To match whole words with at least 2 different vowels, you may use
\b(?=\w*([aeiou])\w*(?!\1)[aeiou])\w+
See the regex demo.
Details
\b - word boundary
(?=\w*([aeiou])\w*(?!\1)[aeiou]) - a positive lookahead that, immediately to the left of the current location, requires
\w* - 0+ word chars
([aeiou]) - Capturing group 1 (its value is referenced to with \1 backreference later in the pattern): any vowel
\w* - 0+ word chars
(?!\1)[aeiou] - any vowel from the [aeiou] set that is not equal to the vowel stored in Group 1 (due to the negative lookahead (?!\1) that fails the match if, immediately to the right of the current location, the lookahead pattern match is found)

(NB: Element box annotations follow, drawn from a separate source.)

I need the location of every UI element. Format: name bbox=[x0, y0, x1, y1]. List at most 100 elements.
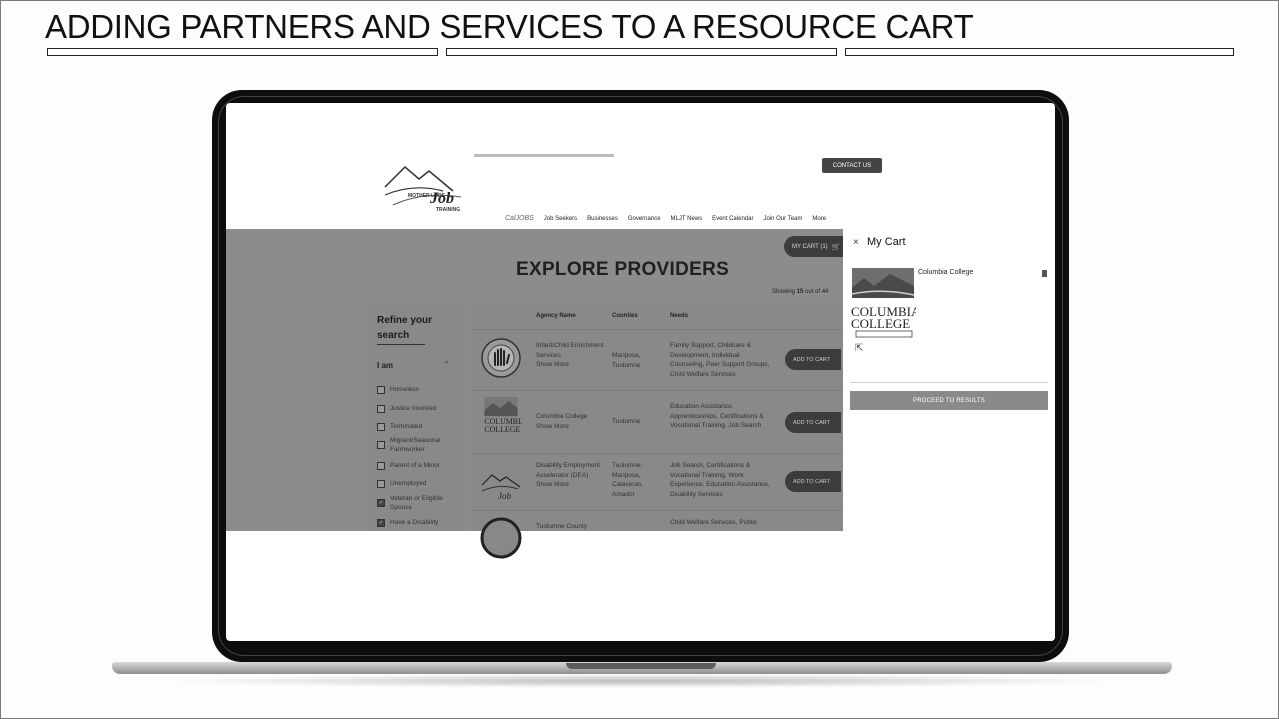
add-to-cart-label: ADD TO CART bbox=[793, 356, 830, 363]
logo-text-main: Job bbox=[430, 190, 454, 207]
add-to-cart-label: ADD TO CART bbox=[793, 419, 830, 426]
column-header-counties: Counties bbox=[612, 313, 638, 319]
laptop-notch bbox=[566, 663, 716, 669]
row-divider bbox=[472, 453, 843, 454]
nav-item-job-seekers[interactable]: Job Seekers bbox=[544, 216, 577, 222]
filter-veteran[interactable]: ✓ Veteran or Eligible Spouse bbox=[377, 494, 459, 512]
agency-name: Infant/Child Enrichment Services bbox=[536, 342, 604, 359]
add-to-cart-button[interactable]: ADD TO CART bbox=[785, 349, 841, 370]
laptop-screen: MOTHER LODE Job TRAINING CONTACT US CalJ… bbox=[226, 103, 1055, 641]
title-underline-segment bbox=[845, 48, 1234, 56]
checkbox[interactable] bbox=[377, 423, 385, 431]
trash-icon[interactable] bbox=[1042, 270, 1047, 277]
add-to-cart-button[interactable]: ADD TO CART bbox=[785, 471, 841, 492]
cart-title: My Cart bbox=[867, 236, 906, 248]
table-cell-needs: Family Support, Childcare & Development,… bbox=[670, 342, 770, 378]
row-divider bbox=[472, 329, 843, 330]
filter-label: Migrant/Seasonal Farmworker bbox=[390, 437, 441, 453]
table-cell-counties: Mariposa, Tuolumne bbox=[612, 352, 641, 369]
svg-text:COLLEGE: COLLEGE bbox=[851, 316, 910, 331]
show-more-link[interactable]: Show More bbox=[536, 481, 569, 488]
main-nav: CalJOBS Job Seekers Businesses Governanc… bbox=[505, 215, 826, 222]
i-am-label[interactable]: I am bbox=[377, 361, 393, 370]
column-header-needs: Needs bbox=[670, 313, 689, 319]
filter-label: Parent of a Minor bbox=[390, 462, 440, 469]
filter-label: Homeless bbox=[390, 386, 419, 393]
cart-item-name: Columbia College bbox=[918, 269, 974, 276]
results-count: Showing 15 out of 44 bbox=[772, 289, 828, 295]
add-to-cart-label: ADD TO CART bbox=[793, 478, 830, 485]
laptop-shadow bbox=[160, 674, 1120, 688]
refine-title: Refine your search bbox=[377, 315, 433, 341]
site-header: MOTHER LODE Job TRAINING CONTACT US CalJ… bbox=[226, 153, 1055, 231]
columbia-college-logo-icon: COLUMBIA COLLEGE bbox=[851, 268, 916, 338]
close-icon[interactable]: × bbox=[853, 237, 859, 248]
agency-name: Columbia College bbox=[536, 413, 588, 420]
columbia-college-logo-icon: COLUMBIA COLLEGE bbox=[484, 396, 522, 434]
results-count-suffix: out of 44 bbox=[803, 289, 829, 295]
checkbox-checked[interactable]: ✓ bbox=[377, 499, 385, 507]
ices-logo-icon bbox=[481, 338, 521, 378]
header-info-line bbox=[474, 154, 614, 157]
checkbox[interactable] bbox=[377, 480, 385, 488]
filter-justice-involved[interactable]: Justice Involved bbox=[377, 404, 459, 413]
nav-item-event-calendar[interactable]: Event Calendar bbox=[712, 216, 753, 222]
slide-title: ADDING PARTNERS AND SERVICES TO A RESOUR… bbox=[45, 8, 974, 45]
table-cell-needs: Education Assistance, Apprenticeships, C… bbox=[670, 403, 764, 429]
row-divider bbox=[472, 390, 843, 391]
agency-name: Disability Employment Accelerator (DEA) bbox=[536, 462, 600, 479]
title-underline-segment bbox=[47, 48, 438, 56]
checkbox[interactable] bbox=[377, 405, 385, 413]
nav-item-more[interactable]: More bbox=[812, 216, 826, 222]
chevron-up-icon[interactable]: ^ bbox=[445, 361, 448, 368]
mouse-cursor-icon: ⇱ bbox=[855, 343, 864, 354]
nav-item-businesses[interactable]: Businesses bbox=[587, 216, 618, 222]
filter-label: Veteran or Eligible Spouse bbox=[390, 495, 443, 511]
svg-text:COLLEGE: COLLEGE bbox=[484, 425, 520, 434]
column-header-agency: Agency Name bbox=[536, 313, 576, 319]
row-divider bbox=[472, 510, 843, 511]
filter-migrant-farmworker[interactable]: Migrant/Seasonal Farmworker bbox=[377, 436, 459, 454]
nav-item-governance[interactable]: Governance bbox=[628, 216, 661, 222]
logo-text-bottom: TRAINING bbox=[436, 207, 461, 213]
table-cell-counties: Tuolumne, Mariposa, Calaveras, Amador bbox=[612, 462, 644, 498]
mother-lode-logo-icon: Job bbox=[481, 474, 521, 501]
cart-icon: 🛒 bbox=[831, 243, 841, 251]
filter-homeless[interactable]: Homeless bbox=[377, 385, 459, 394]
table-cell-agency: Disability Employment Accelerator (DEA) S… bbox=[536, 461, 606, 490]
table-cell-needs: Child Welfare Services, Public bbox=[670, 519, 757, 526]
checkbox[interactable] bbox=[377, 441, 385, 449]
refine-divider bbox=[377, 344, 425, 345]
proceed-to-results-button[interactable]: PROCEED TO RESULTS bbox=[850, 391, 1048, 410]
table-cell-agency: Infant/Child Enrichment Services Show Mor… bbox=[536, 341, 606, 370]
table-cell-needs: Job Search, Certifications & Vocational … bbox=[670, 462, 770, 498]
filter-label: Have a Disability bbox=[390, 519, 439, 526]
show-more-link[interactable]: Show More bbox=[536, 361, 569, 368]
filter-label: Unemployed bbox=[390, 480, 427, 487]
page-title: EXPLORE PROVIDERS bbox=[516, 259, 730, 280]
filter-label: Terminated bbox=[390, 423, 423, 430]
table-cell-counties: Tuolumne bbox=[612, 418, 641, 425]
svg-text:Job: Job bbox=[498, 491, 511, 501]
filter-disability[interactable]: ✓ Have a Disability bbox=[377, 518, 459, 527]
contact-us-button[interactable]: CONTACT US bbox=[822, 158, 882, 173]
nav-item-news[interactable]: MLJT News bbox=[671, 216, 703, 222]
cart-divider bbox=[850, 382, 1048, 383]
checkbox-checked[interactable]: ✓ bbox=[377, 519, 385, 527]
nav-item-caljobs[interactable]: CalJOBS bbox=[505, 215, 534, 222]
filter-parent-of-minor[interactable]: Parent of a Minor bbox=[377, 461, 459, 470]
filter-unemployed[interactable]: Unemployed bbox=[377, 479, 459, 488]
my-cart-button[interactable]: MY CART (1) 🛒 bbox=[784, 236, 846, 257]
results-count-prefix: Showing bbox=[772, 289, 797, 295]
checkbox[interactable] bbox=[377, 386, 385, 394]
table-cell-agency: Tuolumne County bbox=[536, 523, 588, 530]
title-underline-segment bbox=[446, 48, 837, 56]
add-to-cart-button[interactable]: ADD TO CART bbox=[785, 412, 841, 433]
my-cart-label: MY CART (1) bbox=[792, 243, 828, 250]
nav-item-join-team[interactable]: Join Our Team bbox=[763, 216, 802, 222]
show-more-link[interactable]: Show More bbox=[536, 423, 569, 430]
checkbox[interactable] bbox=[377, 462, 385, 470]
filter-label: Justice Involved bbox=[390, 405, 437, 412]
tuolumne-county-seal-icon bbox=[480, 517, 522, 559]
filter-terminated[interactable]: Terminated bbox=[377, 422, 459, 431]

\w+ - 1 or more word chars.
Match words in a string that contain at least two distinct vowels in the least amount of characters (to my knowledge): \w*([aeiou])\w*(?!\1)[aeiou]\w*
Demo: https://regex101.com/r/uRgVVa/1
Explanation:
\w*: matches 0 or more word characters. You don't need to start with a word boundary (\b) because \w does not include spaces, so using \b would be redundant.
([aeiou]): [aeiou] matches any one vowel. It is in parenthesis so we can reference what vowel was matched later. Whatever is inside these first parenthesis is group 1.
\w*: matches 0 or more word characters.
(?!\1): says the following regex cannot be the same as the character selected in group 1. For example, if the vowel matched in group 1 was a, the following regex cannot be a. This is called by \1, which references what character was chosen in group 1 (e.g. if a matched group 1, \1 references a). ?! is a negative lookahead that says the following regex outside the parenthesis cannot match what follows ?!.
\w*: matches 0 or more word characters.